Irlande du Nord: l’unioniste Arlene Foster désignée première ministre

La cheffe du parti unioniste DUP, Arlene Foster
Photo: Paul Faith Agence France-Presse La cheffe du parti unioniste DUP, Arlene Foster

L’Irlande du Nord s’est dotée d’institutions politiques en ordre de marche samedi, avec la reprise des travaux de l’Assemblée et la désignation d’un gouvernement, après trois ans de paralysie politique dans cette province britannique en première ligne du Brexit.

Au lendemain d’un accord conclu entre unionistes et républicains en vue de rétablir une gouvernance partagée, l’unioniste Arlene Foster a été désignée Première ministre tandis que la républicaine du Sinn Fein Michelle O’Neill a été nommée vice-Première ministre.

« Ces trois dernières années ont été dominées par trop de divisions et de récriminations », a déclaré Mme Foster, qui se trouvait déjà à la tête du gouvernement local lorsque celui-ci avait été emporté en 2017 par un scandale politico-financier.

« Le vrai travail commence aujourd’hui », a-t-elle poursuivi devant les membres de l’Assemblée. « Les leçons ont été apprises. Il est temps de permettre à l’Irlande d’aller de l’avant. »

Sa codirigeante Michelle O’Neill a salué « un moment majeur » pour la politique nord-irlandaise.

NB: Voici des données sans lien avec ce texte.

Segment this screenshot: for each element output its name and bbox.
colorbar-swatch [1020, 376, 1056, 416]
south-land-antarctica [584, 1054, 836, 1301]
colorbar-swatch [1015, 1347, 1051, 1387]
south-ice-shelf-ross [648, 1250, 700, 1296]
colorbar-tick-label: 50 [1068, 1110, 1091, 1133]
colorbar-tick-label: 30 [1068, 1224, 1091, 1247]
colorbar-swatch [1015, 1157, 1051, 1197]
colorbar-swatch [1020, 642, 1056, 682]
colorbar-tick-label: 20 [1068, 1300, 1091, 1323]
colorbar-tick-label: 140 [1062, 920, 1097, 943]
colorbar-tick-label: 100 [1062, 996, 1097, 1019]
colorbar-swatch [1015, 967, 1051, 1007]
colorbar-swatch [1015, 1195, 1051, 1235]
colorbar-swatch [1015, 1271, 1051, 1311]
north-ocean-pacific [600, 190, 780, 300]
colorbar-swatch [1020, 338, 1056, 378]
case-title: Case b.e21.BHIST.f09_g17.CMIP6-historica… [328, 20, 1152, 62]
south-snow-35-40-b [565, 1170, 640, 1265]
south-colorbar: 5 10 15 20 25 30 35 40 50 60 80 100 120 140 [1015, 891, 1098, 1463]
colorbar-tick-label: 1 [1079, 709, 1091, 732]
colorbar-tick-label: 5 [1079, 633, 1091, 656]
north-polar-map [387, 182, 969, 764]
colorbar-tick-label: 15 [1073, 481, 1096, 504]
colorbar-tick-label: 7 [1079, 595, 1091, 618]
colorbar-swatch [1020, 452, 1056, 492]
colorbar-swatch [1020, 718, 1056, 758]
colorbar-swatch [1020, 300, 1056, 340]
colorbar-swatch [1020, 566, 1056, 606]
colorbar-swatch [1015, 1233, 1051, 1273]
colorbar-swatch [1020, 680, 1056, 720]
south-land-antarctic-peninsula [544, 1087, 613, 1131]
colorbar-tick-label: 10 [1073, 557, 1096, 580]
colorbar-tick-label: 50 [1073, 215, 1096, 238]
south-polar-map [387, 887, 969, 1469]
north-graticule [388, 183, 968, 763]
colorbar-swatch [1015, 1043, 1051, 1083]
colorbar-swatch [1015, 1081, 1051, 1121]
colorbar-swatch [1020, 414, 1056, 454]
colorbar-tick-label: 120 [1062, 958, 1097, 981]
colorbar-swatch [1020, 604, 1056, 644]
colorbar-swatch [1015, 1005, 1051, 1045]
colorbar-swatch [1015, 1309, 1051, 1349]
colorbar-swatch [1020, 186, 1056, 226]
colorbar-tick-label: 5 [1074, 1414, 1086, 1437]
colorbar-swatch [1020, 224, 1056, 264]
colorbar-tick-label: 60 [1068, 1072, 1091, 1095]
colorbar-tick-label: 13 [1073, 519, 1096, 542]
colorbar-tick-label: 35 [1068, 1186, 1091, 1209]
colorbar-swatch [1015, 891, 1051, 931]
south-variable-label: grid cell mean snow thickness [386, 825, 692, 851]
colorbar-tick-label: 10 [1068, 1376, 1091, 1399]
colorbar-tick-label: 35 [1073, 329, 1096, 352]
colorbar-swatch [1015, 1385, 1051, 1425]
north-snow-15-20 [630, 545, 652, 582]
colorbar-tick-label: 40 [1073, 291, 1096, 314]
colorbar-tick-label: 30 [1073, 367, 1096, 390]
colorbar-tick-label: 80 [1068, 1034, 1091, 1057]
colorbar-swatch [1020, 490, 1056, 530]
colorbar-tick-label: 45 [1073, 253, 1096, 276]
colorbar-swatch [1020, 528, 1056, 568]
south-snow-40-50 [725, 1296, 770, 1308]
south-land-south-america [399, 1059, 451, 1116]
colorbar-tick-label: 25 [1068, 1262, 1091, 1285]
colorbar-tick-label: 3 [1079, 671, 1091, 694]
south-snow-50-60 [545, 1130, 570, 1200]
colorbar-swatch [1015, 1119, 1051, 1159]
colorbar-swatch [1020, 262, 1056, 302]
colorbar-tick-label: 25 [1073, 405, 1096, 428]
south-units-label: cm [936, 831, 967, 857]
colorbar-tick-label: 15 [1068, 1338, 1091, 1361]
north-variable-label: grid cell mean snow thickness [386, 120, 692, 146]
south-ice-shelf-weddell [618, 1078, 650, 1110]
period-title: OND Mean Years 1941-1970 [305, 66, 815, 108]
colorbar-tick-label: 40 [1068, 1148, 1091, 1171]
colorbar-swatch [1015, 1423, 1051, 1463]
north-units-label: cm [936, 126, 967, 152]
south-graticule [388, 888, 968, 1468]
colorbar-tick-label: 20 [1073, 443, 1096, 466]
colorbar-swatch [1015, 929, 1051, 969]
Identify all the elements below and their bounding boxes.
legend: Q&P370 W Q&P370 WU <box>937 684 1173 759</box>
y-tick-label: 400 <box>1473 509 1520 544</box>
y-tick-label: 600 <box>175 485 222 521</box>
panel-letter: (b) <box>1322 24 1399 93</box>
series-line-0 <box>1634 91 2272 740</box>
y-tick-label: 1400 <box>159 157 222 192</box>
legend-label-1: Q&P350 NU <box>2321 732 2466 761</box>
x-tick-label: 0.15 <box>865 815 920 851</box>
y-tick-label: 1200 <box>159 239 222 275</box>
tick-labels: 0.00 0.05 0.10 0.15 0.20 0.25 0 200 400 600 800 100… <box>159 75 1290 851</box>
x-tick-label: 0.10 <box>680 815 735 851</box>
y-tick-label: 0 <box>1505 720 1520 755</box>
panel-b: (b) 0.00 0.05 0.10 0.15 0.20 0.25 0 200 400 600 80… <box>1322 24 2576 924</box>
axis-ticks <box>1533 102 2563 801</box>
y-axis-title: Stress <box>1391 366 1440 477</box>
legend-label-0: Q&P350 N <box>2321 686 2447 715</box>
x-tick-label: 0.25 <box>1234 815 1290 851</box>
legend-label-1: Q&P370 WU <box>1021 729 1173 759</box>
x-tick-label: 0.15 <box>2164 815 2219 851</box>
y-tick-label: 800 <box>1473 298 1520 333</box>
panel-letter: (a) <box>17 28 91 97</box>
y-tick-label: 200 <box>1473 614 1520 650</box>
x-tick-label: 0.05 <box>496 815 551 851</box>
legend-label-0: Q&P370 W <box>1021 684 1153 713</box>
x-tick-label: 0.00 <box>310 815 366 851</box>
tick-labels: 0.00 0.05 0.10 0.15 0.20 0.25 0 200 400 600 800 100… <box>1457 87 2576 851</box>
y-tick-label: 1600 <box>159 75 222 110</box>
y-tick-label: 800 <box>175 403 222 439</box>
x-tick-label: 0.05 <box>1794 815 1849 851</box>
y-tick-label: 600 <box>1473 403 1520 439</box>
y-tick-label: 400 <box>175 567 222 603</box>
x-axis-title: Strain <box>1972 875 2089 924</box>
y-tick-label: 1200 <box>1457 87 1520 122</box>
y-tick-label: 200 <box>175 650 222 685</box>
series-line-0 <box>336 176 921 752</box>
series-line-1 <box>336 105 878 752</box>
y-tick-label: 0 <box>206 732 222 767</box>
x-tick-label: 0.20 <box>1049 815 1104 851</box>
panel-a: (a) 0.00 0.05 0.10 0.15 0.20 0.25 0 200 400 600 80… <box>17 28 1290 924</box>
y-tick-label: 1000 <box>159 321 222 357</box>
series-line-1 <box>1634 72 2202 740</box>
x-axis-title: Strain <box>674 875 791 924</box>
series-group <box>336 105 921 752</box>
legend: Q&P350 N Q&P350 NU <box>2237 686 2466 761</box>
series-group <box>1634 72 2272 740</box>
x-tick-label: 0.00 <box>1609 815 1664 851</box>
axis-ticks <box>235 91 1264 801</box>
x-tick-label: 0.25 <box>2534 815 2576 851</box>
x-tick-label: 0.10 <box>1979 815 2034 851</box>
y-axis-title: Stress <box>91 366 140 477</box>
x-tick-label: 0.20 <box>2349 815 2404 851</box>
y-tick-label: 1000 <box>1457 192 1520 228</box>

Le DUP et le Sinn Fein, principaux partis nord-irlandais, ont validé in extremis vendredi le projet d’accord soutenu par les gouvernements britannique et de la République d’Irlande, visant à rétablir les institutions politiques de la province.

Ces formations doivent se partager la gouvernance en vertu de l’accord de paix du Vendredi saint de 1998, qui a mis un terme aux « Troubles » entre républicains (majoritairement catholiques) et unionistes (surtout protestants). Ces violences ont fait près de 3500 morts en 30 ans.

Après l’échec de plusieurs séries de négociations depuis la chute du gouvernement en 2017, de nouvelles discussions avaient repris mi-décembre, après la victoire des conservateurs de Boris Johnson aux législatives.

L’enjeu était d’autant plus crucial que l’assemblée locale est censée avoir son mot à dire dans les dispositions douanières controversées visant à éviter le retour d’une frontière physique avec la République d’Irlande (membre de l’Union européenne) après la sortie du Royaume-Uni de l’UE le 31 janvier.

« Alors que nous sommes confrontés aux grandes incertitudes du Brexit, il est essentiel de redoubler d’efforts pour développer et reconstruire une économie moderne, compétitive et durable », a estimé Michelle O’Neill.

Meilleurs services publics

Après le feu vert du Sinn Fein à l’accord vendredi, la cheffe de ce parti, Mary Lou McDonald, avait salué « un jour historique » en évoquant notamment la reconnaissance officielle de la langue irlandaise.

Arlene Foster, dont le parti a perdu du terrain aux élections législatives britanniques de décembre, a elle qualifié le compromis de « juste et équilibré ».

Les sociaux-démocrates du SDLP ont fait part de leur intention de participer au partage du pouvoir.

L’accord prévoit aussi d’accélérer le fonctionnement de la justice, de mettre en place de mécanismes pour lutter contre la corruption, de réduire les listes d’attente à l’hôpital ou encore d’accroître la présence policière dans les rues.

Le gouvernement britannique a aussi promis des investissements pour les services publics de la région, la plus défavorisée économiquement du Royaume-Uni, conditionnés au rétablissement des institutions locales. Le montant de l’enveloppe n’a pas été communiqué.

« En 2021, l’Irlande du Nord fêtera son centenaire. Nous voulons le faire avec des rues plus sûres, de meilleures écoles et un service de santé de premier rang », a déclaré Arlene Foster.

Faute de consensus d’ici lundi, Londres avait prévu de convoquer des élections locales.

Ces ultimes discussions avaient pour cadre un paysage politique en mouvement sous l’effet du Brexit, contre lequel ont voté la majorité de la province britannique frontalière de la République d’Irlande.

Aux législatives britanniques de décembre, la province a élu pour la toute première fois à Westminster plus de députés républicains (9, dont 7 pour le Sinn Fein et 2 pour le SDLP), partisans d’une réunification avec l’Irlande, que d’unionistes du DUP, favorables à un maintien dans la Couronne britannique.